Unlike many countries, Sri Lanka did not impose a universal-service levy on customers of telecom services, directly or indirectly. One reason was the clause in the SLT privatization agreements that no universal-service levies would be imposed on the company. When you exempt the biggest player, you can’t then go and impose levies on the competitors.
So that was an intended good result of the privatization.
However, when the international telecom market was liberalized in 2003, the government imposed certain fees on incoming and outgoing calls that were to be kept in a fund and given to the companies which generated the calls when they provided documentation that approved rural infrastructure investments had been completed.
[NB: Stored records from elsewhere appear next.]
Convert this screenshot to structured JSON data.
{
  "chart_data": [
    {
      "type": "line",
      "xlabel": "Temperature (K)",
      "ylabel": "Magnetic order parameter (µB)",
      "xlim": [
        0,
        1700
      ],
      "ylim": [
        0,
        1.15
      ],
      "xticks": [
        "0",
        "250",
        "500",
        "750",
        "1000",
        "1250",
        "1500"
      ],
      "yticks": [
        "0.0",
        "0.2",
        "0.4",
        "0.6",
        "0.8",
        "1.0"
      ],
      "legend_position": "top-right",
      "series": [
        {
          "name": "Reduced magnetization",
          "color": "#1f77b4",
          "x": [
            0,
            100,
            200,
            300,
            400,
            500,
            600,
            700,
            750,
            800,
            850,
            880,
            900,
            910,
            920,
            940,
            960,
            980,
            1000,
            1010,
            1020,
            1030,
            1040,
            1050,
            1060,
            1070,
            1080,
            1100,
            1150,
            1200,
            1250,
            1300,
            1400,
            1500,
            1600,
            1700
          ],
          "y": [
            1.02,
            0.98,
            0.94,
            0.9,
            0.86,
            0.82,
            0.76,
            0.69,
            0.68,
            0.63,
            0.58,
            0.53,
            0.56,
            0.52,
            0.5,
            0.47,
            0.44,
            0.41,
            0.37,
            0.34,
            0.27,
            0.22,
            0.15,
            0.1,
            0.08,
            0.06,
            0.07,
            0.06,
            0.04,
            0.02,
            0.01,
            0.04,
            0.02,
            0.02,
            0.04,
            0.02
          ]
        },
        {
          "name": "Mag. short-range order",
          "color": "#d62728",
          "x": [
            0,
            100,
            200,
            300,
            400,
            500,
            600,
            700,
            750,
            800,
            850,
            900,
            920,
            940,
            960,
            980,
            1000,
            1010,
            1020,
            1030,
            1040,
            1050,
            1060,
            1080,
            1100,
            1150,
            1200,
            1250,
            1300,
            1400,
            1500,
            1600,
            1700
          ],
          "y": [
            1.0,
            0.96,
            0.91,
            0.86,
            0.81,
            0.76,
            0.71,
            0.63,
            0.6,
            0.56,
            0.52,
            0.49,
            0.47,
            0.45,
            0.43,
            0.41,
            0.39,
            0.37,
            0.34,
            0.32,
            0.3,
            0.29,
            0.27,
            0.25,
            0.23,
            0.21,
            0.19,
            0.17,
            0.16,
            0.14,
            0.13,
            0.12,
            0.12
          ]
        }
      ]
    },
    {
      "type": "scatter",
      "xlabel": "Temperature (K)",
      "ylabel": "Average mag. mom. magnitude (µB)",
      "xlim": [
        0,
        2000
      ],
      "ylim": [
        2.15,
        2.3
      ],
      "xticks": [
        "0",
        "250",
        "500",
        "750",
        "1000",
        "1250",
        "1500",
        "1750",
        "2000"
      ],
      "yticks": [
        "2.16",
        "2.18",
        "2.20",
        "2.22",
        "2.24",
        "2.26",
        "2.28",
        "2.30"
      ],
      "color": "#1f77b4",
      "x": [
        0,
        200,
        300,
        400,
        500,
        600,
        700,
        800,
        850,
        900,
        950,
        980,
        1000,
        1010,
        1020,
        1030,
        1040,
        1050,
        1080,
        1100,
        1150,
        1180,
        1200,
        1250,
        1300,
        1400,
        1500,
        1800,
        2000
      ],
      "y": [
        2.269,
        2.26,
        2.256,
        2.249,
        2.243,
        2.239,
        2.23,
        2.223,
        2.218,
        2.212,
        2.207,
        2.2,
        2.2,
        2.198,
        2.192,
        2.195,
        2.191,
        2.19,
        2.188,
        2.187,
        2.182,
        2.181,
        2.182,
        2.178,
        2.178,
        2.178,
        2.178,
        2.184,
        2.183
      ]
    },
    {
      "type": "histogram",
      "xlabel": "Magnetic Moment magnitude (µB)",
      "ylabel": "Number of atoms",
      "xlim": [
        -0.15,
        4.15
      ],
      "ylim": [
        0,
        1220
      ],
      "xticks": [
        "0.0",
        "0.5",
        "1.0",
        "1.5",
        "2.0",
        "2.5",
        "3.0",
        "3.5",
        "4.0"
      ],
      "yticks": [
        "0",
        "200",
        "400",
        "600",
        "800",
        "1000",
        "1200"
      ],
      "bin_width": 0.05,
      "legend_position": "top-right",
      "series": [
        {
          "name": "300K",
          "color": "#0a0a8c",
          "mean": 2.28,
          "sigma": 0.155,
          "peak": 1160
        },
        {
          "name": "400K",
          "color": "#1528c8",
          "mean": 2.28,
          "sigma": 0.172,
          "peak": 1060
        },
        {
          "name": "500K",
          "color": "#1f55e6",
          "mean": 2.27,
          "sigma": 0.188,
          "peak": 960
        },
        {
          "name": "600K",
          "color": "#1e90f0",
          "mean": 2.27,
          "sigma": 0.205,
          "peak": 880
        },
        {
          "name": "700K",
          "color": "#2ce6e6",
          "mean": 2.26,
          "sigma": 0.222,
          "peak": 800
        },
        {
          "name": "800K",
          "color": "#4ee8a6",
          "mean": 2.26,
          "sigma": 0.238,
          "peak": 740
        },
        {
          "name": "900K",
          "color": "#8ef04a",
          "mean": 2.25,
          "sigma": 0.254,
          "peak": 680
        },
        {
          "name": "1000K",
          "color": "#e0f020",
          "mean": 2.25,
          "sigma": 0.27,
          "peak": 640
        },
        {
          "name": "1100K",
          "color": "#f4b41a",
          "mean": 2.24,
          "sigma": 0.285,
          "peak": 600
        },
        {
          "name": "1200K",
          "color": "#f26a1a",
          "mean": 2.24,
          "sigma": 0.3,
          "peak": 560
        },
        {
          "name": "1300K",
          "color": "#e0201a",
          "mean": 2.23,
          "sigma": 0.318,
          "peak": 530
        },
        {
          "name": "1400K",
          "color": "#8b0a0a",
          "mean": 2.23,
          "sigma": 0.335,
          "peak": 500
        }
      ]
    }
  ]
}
In the first few years, money kept going into the fund and nothing came out. Then large amounts were disbursed. But at no stage were disbursements adequate.
In February, I submitted an RTI request asking for collections, disbursements and remainders. The early good performance had faded and by 2015 nothing was coming out of the fund. USD 351 million remained unspent. It’s possible, but unlikely that significant disbursements occurred since then.
Today, at the Sri Lanka Broadband Summit, I presented the data. I suggested that it was silly in this day and age to collect taxes from international calls (a presentation by Nielsen at the Summit showed massive use of Whatsapp and Viber to bypass the tax on international calls). I said they should just focus on spending the money quickly and shutting down the fund. Universal service objectives are best served by creating regulatory certainty and a predictable tax regime so that the private suppliers can do their job.